- Gilchrist House
- U.S. National Register of Historic Places
- The house before its destruction
- Nearest city: Cordova, Alabama
- Coordinates: 33°38′4″N 87°21′23″W﻿ / ﻿33.63444°N 87.35639°W
- Area: less than one acre
- Built: 1812
- NRHP reference No.: 72000188
- Added to NRHP: March 24, 1972

= Gilchrist House (Cordova, Alabama) =

The Gilchrist House was a historic farmhouse near Cordova in Walker County, Alabama. Built when Alabama was still a part of the Mississippi Territory, it was considered by architectural scholars as one of the older surviving houses in Alabama and the oldest structure in the central and western area of the state.
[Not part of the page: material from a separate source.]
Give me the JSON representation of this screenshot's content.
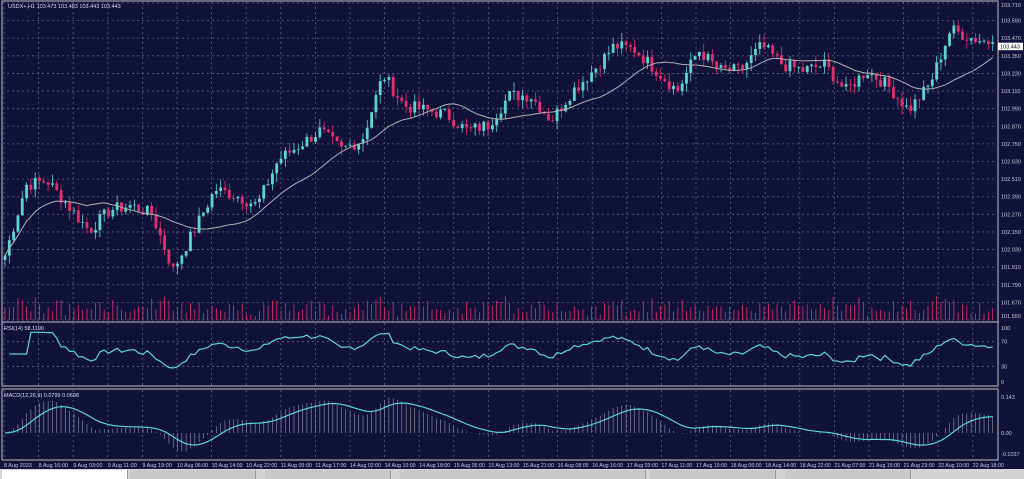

It was added to the National Register of Historic Places on March 24, 1972. It was destroyed by fire during the late 1990s, but the site remains listed on the National Register.

==History==
The Gilchrist House was built by Edmon (also spelled Edmond, Edmund) Gilchrist, who migrated to Alabama from Edgefield, South Carolina. He first settled in Lowndes County, but relocated to Walker County and built the house in 1812 on land granted to him by the Federal government. The house was still owned by his descendants when it was listed on the National Register during the early 1970s.

==Architecture==
The house was a two-story wooden timber frame structure, elevated on piers. The original portion was rectangular, with one upstairs room over one downstairs room. Bookend chimneys were present on each side of the two-story structure. A one-story side wing and a full-width porch were added in the late 1880s and early 1900s.